A norma, em Hollywood ou fora dela, sempre foi a de campo livre para os predadores. E se agora as mulheres estão se defendendo é porque durante bem mais que 50 anos outras mulheres lutaram para que isso fosse possível. Antes, as que se atreviam à acusa eram reduzidas a cinzas.
Não conheço nenhuma mulher que não tenha sido assediada. Minha primeira vez foi aos 11 anos, em um cinema no centro — na década de 50 cinemas no centro eram elegantes — quando um homem sentou ao meu lado para me mostrar a coisa que eu nem sabia o que era, e botar a mão na minha perna. Pisei a mão dele com meu outro pé, mas nada disse, nem ao meu irmão, nem ao motorista da família que estava conosco, nem em casa. Já profissional e adulta, recebi a proposta de um colega respeitável para discutir um projeto de trabalho em casa de Búzios, com esposa e crianças; só chegando lá evidenciou-se que a intenção era um programa a três. E ao longo dos anos tive que presenciar homens se masturbando no calçadão da praia, homens abrindo a capa no estacionamento, homens botando a língua de fora em imitação de boquete e, quantas vezes!, ouvir as coisas todas que fariam comigo se eu deixasse. Minhas duas filhas poderiam relatar seu próprio, extenso, repertório. Minhas amigas todas teriam muito para contar. A moça com quem conversei no fim de semana começou a ser estuprada pelo padrasto aos 5 anos, até hoje tem pesadelos. A filha da motorista do taxi que tomei outro dia foi sexualmente agredida pelo pai. Nenhuma de nós escapa. Mas agora estamos falando.

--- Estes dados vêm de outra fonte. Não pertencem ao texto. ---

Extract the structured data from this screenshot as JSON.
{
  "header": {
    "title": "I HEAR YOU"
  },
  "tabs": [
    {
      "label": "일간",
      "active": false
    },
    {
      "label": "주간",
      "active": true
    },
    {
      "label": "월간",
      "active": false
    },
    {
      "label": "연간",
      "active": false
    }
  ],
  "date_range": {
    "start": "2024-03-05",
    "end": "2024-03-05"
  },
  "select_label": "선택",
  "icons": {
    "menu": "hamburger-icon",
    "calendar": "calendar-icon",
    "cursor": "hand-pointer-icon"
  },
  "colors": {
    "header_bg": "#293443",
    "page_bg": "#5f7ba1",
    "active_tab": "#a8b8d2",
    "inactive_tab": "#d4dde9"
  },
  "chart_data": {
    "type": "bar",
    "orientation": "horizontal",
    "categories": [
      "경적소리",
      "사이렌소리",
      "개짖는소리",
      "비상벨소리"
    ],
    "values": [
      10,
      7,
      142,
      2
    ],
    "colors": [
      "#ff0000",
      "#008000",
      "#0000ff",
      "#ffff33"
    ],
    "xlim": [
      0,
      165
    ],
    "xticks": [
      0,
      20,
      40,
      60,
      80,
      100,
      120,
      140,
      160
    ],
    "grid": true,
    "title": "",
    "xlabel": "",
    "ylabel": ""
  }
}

Durante 6 anos, chegando ao Festival de Cannes com esposa e filhas, Weinstein, contratou o mesmo motorista, Mickael Chemloul. Para a família,"O Porco", seu apelido nos bastidores, reservava sempre a mesma suíte a 2.800 euros a diária. E reservava também uma garçonni`ere no hotel Majestic. Mickael era encarregado de abastecê-la de carne fresca.
"Vi muitas delas saindo do hotel aos prantos, levando os sapatos na mão. E nada disse. Eu não sabia o que acontecia na intimidade. Só sabia que ele era detestável com todo mundo, gritava com seus funcionários por nada [...] Certa vez, me mandou recuperar uma moça que tinha deixado numa villa. Ela estava aos prantos, havia compreendido que não tinha mais nada a esperar, me pediu o bilhete de volta. Nem isso ele tinha providenciado". Mickael não sabe por que não falou quando teria sido a hora. Mas está escrevendo o que viu e o de que participou. E diz que isso a ajudou a livrar-se dos antidepressivos.